Obviously, there's a lot to learn and a lot going on with this particular library.

Personally, if you're an advanced developer, I'm a fan of using cURL within the context of PHP-based web applications for the robust level of control that it offers.

If you're not familiar with this library, I highly recommend reading up on it in the PHP manual.

How Are Requests Made in WordPress?

Of course, as mentioned throughout the article, file_get_contents and cURL are important to know in PHP and are often used within the context of WordPress projects; however, there is a preferred function to use within WordPress.

Remember, just as we've looked at the WordPress Coding Standards to understand how to best write WordPress-based code, we also need to look at the APIs available to us to make sure that we're doing things the way that WordPress recommends.

So when it comes to making GET requests for WordPress, the function that we have available to us is wp_remote_get.

The function accepts two arguments:

  • The URL to which the request is being made
  • The array of arguments to send along with the request

The array of arguments are a bit beyond the scope of this particular article; however, the associated Codex article provides a quick read for exactly what we can send along with our request.

Some examples include:

  • How long before timing out
  • The version of the HTTP protocol to use
  • Headers
  • Cookies
  • ...and more

Finally, the function will request an entire array of data once the response has been sent.
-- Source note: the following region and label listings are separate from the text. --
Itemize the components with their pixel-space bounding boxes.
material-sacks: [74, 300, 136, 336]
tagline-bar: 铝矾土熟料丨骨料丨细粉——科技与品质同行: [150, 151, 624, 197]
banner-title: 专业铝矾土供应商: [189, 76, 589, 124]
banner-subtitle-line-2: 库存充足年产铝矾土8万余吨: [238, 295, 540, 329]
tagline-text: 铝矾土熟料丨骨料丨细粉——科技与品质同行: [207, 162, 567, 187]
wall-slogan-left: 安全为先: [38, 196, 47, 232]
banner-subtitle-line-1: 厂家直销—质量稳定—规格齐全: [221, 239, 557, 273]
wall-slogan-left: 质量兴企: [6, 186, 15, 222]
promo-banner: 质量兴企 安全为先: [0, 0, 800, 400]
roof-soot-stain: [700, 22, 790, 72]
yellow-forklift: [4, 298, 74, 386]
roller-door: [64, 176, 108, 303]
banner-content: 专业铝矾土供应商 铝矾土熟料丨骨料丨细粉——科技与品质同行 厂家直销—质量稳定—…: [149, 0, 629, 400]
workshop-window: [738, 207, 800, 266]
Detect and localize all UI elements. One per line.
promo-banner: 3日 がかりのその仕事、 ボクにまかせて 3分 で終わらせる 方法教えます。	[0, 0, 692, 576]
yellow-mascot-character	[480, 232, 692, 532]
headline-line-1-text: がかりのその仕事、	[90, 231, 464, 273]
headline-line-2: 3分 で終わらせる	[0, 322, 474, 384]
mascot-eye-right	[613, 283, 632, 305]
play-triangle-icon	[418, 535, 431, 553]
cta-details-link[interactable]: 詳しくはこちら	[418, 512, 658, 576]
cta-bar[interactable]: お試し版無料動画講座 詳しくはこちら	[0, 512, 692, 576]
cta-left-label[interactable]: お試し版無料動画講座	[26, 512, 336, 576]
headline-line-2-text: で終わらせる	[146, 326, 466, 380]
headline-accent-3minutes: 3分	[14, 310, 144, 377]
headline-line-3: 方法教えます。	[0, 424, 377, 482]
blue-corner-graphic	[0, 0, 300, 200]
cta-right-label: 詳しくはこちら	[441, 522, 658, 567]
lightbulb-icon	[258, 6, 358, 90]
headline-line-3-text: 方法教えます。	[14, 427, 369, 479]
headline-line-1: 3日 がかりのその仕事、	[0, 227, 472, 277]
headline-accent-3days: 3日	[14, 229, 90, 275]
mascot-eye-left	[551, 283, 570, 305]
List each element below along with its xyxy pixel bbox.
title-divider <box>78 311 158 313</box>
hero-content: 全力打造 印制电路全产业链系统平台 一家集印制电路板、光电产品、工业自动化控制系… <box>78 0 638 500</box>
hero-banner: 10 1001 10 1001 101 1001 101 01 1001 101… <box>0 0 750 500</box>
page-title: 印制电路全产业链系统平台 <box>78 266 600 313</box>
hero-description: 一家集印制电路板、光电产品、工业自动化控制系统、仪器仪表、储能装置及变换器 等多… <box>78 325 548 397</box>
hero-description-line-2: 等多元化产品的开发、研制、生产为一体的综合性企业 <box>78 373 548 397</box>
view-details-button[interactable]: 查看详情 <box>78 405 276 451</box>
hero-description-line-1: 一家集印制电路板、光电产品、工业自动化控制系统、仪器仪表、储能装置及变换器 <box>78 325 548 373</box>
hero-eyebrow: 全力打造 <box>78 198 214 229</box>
For example:

  • The headers from the server to which the request was made
  • The content type of the response
  • The actual response
  • ...and more.

We'll be talking more about the response in the third article in this series.

Obviously, the function is easiest enough to understand but it's really powerful. For those who are curious, part of the WordPress HTTP API (which this function is a part of) uses the cURL library internally.

Let's Make a Request

That said, initiating a request with wp_remote_get is really easy. In fact, we're going to be doing just that in the next article in the series.

Specifically, we're going to look at just how it easy it is to communicate with Twitter, receive data, and then display it in the browser. The nice thing is that we won't even have to use any OAuth authentication or any other libraries.

We'll use wp_remote_get, handle the response appropriately, and then display the information on the screen.